There are overall 6 types of segments that connect the sides:

• left-top;
• top-right;
• right-bottom;
• bottom-left;
• left-right;
• top-bottom;

If there are both left-right and top-bottom segments, there is no solution. Otherwise there remain only 5 types of segments. Without loss of generality suppose there are no left-right segments. Let’s take a closer look at what should the end picture of the rectangle be:

All left-top segments should be at the left top corner connecting positions (L,i) and (T,i), otherwise they surely would cross some other segment. Similarly must be positioned top-right, right-bottom, bottom-left segments. Finally, all top-bottom segments should be parallel. We also observe that the number of left-top segments must be equal to the number of right-bottom segments and the number of top-right segments should be equal to the number of bottom-right segments. Thus the important observation: the picture of the end arrangement is unique and can be determined from the input simply by counting the number of segments of each type.

。。。从以上主要是在说。。如果可以解锁的话。。解锁后的图形是固定的。。。

Next we define a cycle to be the sequence of segments, where the second midpoint of some segment in the cycle is equal to the first midpoint in the next segment in the cycle. In the given example there are two such cycles (but the direction of each cycle actually matters):

Then we observe that the set of the cycles does not change with any permutation by the definition of the cycle. We can make a sketch of the solution: we should find the cycle sets in the given arrangement and in the end arrangement, and compare them for equality.

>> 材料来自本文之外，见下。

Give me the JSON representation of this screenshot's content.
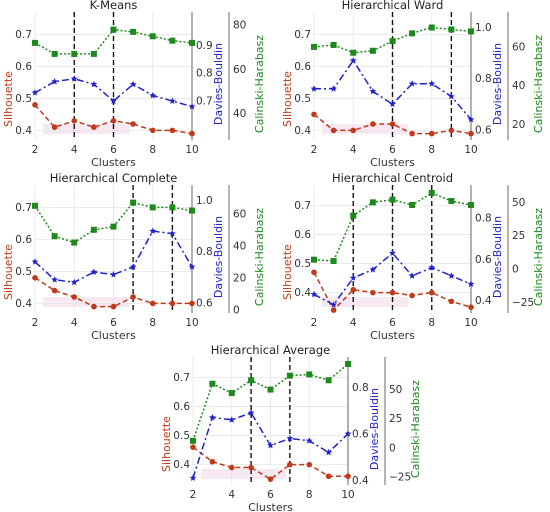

At this point we actually find all the cycles in both arrangements. There are only two types of cycles:

1. (left-top) (top-right) (right-bottom) (bottom-left);
2. other cycles.

We can easily check whether the sets of first type cycles match, since the length of such cycles is 4. If they match, we rearrange the columns and rows involved to match the end arrangement.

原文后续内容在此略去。